Lim Ji-hye (February 14, 1986 – June 18, 2023) was a South Korean model and live streamer. She debuted as a racing model in 2006 and also worked as a match girl for Road FC, a mixed martial arts group in South Korea. She retired following her marriage on February 22, 2014; she subsequently divorced in 2018. After her divorce, she resumed working as a model and streamer; she used the stage name BJ Imvely. She committed suicide in June 2023.

== Professional life ==
Lim served as a racing model with Team EXR in 2012, and at the 2013 Seoul Auto Show for Oulim Motors. She also served as a match girl with Road FC in 2012.

She had a small acting role in the 2006 film Sunflower. Since 2019, she became popular as a live streamer on YouTube and AfreecaTV.

=== Last live stream and death ===
Lim appeared in a live stream event with several other streamers on June 11, 2023. While the group was shown to be having a good time and drinking alcohol, Lim was seen arguing with another young woman during the event. Back home a few hours later, she began what would be her last live performance.

While appearing live on her YouTube channel that evening, she tearfully explained to her fans how she was feeling at the time, apologizing to her family and displaying a copy of her will before walking off screen. Her will contained the phrases "I feel sorry for my girls" and "I hope I won't feel guilty living my life in the future". During the live stream, she received repeated and numerous calls on her mobile phone from concerned friends. Paramedics were alerted to the situation, arriving on scene tens of minutes later; they stopped the broadcast. Media reports explained that she attempted an "extreme act" on June 13, subsequently finding herself in critical condition. It was reported that after two cardiac arrests she was unconscious and required further monitoring in hospital.

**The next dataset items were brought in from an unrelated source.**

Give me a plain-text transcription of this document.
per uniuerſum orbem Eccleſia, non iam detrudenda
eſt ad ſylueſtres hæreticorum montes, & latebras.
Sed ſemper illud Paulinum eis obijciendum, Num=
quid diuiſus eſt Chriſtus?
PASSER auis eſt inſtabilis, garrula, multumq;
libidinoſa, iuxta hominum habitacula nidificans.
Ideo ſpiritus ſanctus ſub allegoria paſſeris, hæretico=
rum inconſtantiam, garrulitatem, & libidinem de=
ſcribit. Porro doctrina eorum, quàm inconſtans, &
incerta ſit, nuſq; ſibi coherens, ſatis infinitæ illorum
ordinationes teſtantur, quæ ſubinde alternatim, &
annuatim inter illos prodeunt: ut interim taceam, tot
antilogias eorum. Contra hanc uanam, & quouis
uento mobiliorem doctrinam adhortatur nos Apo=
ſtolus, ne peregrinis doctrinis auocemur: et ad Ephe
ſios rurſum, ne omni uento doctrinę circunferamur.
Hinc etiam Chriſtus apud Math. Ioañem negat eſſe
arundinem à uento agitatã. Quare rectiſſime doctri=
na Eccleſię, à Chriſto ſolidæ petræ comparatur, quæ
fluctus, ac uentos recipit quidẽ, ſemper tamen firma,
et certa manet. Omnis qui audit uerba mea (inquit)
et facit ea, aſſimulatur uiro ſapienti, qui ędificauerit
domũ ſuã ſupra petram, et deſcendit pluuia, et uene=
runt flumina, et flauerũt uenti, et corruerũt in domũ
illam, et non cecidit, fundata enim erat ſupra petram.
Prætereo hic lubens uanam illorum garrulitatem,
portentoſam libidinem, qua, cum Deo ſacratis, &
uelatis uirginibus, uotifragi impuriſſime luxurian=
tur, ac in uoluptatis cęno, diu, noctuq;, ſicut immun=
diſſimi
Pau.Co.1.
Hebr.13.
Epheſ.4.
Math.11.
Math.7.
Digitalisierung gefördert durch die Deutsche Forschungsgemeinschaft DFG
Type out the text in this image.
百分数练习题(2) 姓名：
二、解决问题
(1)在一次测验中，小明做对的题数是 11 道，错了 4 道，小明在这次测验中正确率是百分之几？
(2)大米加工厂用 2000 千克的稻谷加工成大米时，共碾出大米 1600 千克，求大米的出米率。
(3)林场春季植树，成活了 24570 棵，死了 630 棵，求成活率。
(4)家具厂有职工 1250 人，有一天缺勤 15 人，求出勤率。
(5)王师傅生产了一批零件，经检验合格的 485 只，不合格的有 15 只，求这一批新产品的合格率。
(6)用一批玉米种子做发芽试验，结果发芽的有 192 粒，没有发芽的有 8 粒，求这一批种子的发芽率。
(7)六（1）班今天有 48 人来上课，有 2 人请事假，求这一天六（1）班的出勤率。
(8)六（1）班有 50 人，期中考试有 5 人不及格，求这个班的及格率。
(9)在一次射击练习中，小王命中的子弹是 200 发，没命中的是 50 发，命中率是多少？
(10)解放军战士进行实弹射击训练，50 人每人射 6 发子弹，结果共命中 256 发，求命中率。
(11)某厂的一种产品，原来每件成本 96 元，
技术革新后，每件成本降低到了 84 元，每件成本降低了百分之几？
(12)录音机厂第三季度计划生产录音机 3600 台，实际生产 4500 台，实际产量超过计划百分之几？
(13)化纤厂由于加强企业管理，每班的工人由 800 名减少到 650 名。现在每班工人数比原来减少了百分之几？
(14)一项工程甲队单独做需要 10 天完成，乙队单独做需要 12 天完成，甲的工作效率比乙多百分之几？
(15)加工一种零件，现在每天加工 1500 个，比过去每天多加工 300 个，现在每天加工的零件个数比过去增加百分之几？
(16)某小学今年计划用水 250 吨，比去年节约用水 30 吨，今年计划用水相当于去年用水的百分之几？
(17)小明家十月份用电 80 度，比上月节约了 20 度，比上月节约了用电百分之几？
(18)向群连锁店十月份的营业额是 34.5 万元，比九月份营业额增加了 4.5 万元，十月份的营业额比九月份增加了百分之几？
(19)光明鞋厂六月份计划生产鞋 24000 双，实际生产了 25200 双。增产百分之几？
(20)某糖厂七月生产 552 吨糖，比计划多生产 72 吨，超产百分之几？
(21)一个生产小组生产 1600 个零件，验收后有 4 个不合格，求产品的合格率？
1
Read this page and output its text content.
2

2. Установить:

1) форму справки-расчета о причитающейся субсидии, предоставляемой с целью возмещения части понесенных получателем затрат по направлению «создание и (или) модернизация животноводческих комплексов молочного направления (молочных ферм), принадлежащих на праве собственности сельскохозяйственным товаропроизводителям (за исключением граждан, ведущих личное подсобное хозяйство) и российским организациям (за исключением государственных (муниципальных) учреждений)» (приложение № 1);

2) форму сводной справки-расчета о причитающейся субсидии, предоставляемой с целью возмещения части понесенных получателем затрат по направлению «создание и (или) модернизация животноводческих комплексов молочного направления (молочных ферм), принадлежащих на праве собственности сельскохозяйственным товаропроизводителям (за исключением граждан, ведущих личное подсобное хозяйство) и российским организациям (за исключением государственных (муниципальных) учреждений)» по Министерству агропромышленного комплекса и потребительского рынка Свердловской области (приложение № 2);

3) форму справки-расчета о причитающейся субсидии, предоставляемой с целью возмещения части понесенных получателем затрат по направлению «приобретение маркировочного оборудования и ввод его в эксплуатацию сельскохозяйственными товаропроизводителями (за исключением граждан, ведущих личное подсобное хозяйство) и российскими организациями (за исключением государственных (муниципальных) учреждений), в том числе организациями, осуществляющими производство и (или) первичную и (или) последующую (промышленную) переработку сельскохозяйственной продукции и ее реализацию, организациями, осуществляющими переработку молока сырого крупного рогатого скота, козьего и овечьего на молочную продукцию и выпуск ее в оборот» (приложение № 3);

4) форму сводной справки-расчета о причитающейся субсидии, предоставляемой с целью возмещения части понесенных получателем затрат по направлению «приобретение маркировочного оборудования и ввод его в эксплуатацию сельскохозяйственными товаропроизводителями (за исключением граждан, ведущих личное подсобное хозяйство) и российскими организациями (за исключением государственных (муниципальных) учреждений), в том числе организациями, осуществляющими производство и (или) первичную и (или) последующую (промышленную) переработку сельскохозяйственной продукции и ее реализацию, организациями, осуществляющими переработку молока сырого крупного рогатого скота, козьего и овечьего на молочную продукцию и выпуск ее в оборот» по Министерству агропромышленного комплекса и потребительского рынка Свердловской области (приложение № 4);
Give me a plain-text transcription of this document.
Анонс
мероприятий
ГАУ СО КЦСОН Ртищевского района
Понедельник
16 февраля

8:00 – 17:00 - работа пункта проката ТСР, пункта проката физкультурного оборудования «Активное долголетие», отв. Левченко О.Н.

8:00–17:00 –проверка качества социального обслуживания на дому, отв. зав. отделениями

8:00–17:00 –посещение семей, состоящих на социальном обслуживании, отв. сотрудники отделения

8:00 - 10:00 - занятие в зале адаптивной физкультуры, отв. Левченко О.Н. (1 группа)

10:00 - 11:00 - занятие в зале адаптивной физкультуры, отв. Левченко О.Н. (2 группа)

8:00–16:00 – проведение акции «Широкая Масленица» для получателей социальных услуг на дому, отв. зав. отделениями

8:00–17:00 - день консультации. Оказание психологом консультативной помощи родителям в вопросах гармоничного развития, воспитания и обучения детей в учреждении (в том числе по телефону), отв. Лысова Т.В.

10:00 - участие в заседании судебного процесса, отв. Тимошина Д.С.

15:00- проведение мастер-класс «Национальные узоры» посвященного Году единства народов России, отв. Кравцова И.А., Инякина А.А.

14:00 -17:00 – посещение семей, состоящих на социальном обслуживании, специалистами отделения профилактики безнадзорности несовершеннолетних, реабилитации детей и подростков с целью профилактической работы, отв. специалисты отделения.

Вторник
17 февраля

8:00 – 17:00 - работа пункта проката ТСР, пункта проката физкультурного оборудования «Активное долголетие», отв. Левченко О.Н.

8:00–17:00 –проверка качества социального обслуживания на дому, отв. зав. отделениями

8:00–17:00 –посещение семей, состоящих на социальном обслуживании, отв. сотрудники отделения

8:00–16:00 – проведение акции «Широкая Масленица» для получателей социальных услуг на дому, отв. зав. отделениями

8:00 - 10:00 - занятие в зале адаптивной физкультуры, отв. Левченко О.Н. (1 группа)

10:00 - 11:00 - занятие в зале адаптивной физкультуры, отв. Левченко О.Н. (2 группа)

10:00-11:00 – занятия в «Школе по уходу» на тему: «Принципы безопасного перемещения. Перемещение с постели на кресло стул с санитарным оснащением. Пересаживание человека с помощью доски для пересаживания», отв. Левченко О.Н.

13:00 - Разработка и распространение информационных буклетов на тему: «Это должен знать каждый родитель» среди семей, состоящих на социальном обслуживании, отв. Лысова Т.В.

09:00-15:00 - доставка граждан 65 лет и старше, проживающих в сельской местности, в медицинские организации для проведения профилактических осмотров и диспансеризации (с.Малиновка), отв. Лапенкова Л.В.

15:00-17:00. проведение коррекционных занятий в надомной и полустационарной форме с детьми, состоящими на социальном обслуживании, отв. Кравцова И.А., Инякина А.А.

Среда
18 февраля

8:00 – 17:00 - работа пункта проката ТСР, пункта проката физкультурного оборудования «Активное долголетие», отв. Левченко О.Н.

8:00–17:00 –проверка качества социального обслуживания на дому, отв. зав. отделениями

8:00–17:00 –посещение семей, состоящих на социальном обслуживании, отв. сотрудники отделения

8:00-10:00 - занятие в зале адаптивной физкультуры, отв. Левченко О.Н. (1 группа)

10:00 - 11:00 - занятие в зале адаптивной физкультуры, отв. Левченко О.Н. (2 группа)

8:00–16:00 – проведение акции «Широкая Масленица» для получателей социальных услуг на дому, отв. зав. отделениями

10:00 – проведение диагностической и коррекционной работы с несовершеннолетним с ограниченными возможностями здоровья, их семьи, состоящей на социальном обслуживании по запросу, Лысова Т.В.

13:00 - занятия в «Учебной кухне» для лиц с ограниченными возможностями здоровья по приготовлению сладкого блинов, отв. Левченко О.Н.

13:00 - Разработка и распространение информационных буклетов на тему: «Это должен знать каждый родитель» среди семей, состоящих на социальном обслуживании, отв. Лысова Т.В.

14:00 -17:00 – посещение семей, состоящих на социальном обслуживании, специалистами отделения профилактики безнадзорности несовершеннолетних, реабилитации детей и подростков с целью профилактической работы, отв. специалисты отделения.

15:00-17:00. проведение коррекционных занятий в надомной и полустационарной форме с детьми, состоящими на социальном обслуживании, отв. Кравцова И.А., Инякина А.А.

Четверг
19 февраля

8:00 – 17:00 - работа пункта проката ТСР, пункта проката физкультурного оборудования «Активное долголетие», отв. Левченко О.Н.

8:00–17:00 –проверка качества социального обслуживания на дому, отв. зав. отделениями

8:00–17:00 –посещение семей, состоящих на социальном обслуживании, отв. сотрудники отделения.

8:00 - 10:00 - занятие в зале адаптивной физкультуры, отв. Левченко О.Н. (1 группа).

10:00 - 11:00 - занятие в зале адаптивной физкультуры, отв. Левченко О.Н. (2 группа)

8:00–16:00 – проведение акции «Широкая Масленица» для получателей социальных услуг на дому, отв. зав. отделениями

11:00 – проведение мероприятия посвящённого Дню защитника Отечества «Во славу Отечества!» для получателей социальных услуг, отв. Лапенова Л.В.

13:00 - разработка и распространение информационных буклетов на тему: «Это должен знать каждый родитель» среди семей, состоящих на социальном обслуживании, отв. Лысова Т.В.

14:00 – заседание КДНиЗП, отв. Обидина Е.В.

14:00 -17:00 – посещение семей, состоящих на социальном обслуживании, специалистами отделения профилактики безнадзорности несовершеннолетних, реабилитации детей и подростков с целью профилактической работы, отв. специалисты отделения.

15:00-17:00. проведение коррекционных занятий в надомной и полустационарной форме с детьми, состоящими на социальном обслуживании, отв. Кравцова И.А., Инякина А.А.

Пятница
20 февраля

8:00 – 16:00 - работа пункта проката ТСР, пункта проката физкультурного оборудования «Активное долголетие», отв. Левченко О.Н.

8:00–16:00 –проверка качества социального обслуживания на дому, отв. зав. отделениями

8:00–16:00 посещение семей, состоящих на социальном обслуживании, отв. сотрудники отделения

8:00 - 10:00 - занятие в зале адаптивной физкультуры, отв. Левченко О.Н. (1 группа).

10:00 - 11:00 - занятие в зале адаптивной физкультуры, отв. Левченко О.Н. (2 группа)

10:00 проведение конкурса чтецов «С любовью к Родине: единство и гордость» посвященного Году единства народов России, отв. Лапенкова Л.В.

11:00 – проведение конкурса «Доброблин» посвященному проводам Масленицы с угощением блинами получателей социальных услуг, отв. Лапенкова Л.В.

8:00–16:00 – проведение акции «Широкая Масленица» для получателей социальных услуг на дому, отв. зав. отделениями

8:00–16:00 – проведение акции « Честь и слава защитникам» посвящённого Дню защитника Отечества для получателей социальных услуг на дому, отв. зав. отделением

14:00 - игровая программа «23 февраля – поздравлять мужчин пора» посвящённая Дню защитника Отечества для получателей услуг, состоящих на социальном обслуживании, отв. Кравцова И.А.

Her obituary was published on her personal Instagram account on June 19, 2023.

Police have indicated that they are investigating the circumstances surrounding her death, and other related incidents. They are investigating the possibility that Lim's suicide was encouraged.

She is survived by her two daughters, her parents and two brothers.

Her death was discussed by netizens amid the numerous celebrity suicides in South Korea.